Download PDF

Digital natives”, “early-adopters”, “millenials”,… Les étiquettes ne manquent pas pour qualifier cette nouvelle génération bercée par les nouvelles technologies de l’Information et de la Communication (NTIC), la multiplication et la numérisation des écrans, des réseaux, des chaînes d’information en continu, des locuteurs. Premiers touchés par cette nouvelle donne, l’impératif d’une éducation aux média s’est pour autant imposée à tous, quels que soient nos âges, professions. Exposés, nous le sommes tous. Armés, pas nécessairement. [1] Pour autant, qu’il s’agisse d’Éducation aux média, ou d’Éducation aux images, la réussite de nos actions dépendent des mêmes facteurs.

Digital naïves”. Ce terme, utilisé par Anne Cordier [2] dans l’ouvrage Grandir connectés, Les adolescents et la recherche d’information (2015) résume l’enjeu.
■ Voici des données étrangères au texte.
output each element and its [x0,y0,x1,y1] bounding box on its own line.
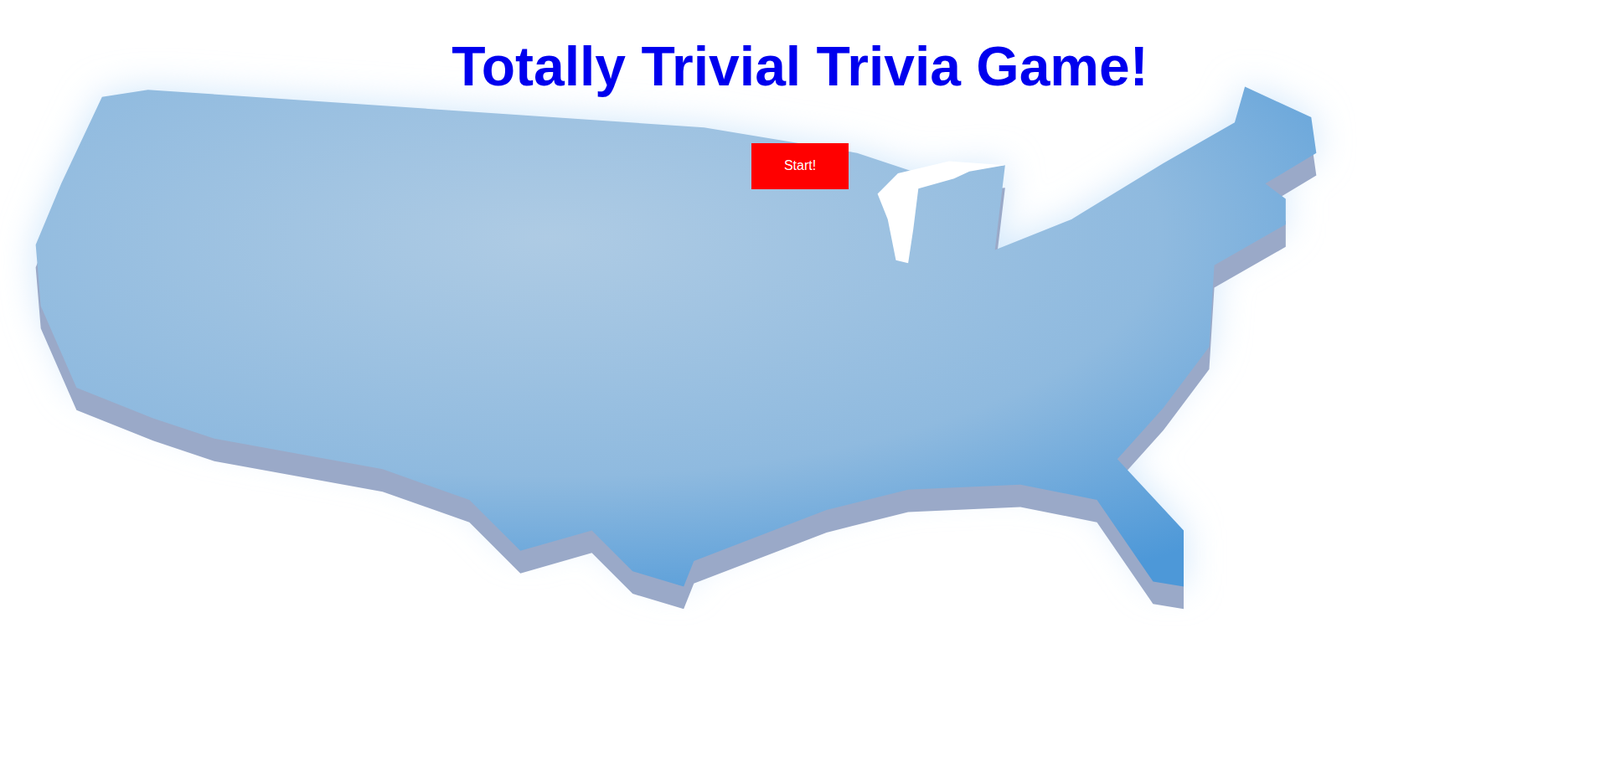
game-page: Totally Trivial Trivia Game! Start! [0,0,1600,762]
content: Totally Trivial Trivia Game! Start! [0,0,1600,190]
start-button[interactable]: Start! [751,143,849,190]
us-map-icon [0,0,1600,762]
game-title: Totally Trivial Trivia Game! [451,35,1148,99]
D’un point de vue sociétal et social, tout citoyen responsable doit savoir se distancier de cette sur-immersion digitale, dite infobésité (SUTTER, 2009). Cette mise à distance va de pair avec la lutte par prolongement contre le phénomène d’infox se multipliant et se propageant notamment sur les réseaux sociaux Quand l’on sait qu’une infox se diffuse six fois plus vite qu’une vraie information sur le web, l’urgence d’une Éducation aux Médias et à l’Information (EMI) est indiscutable.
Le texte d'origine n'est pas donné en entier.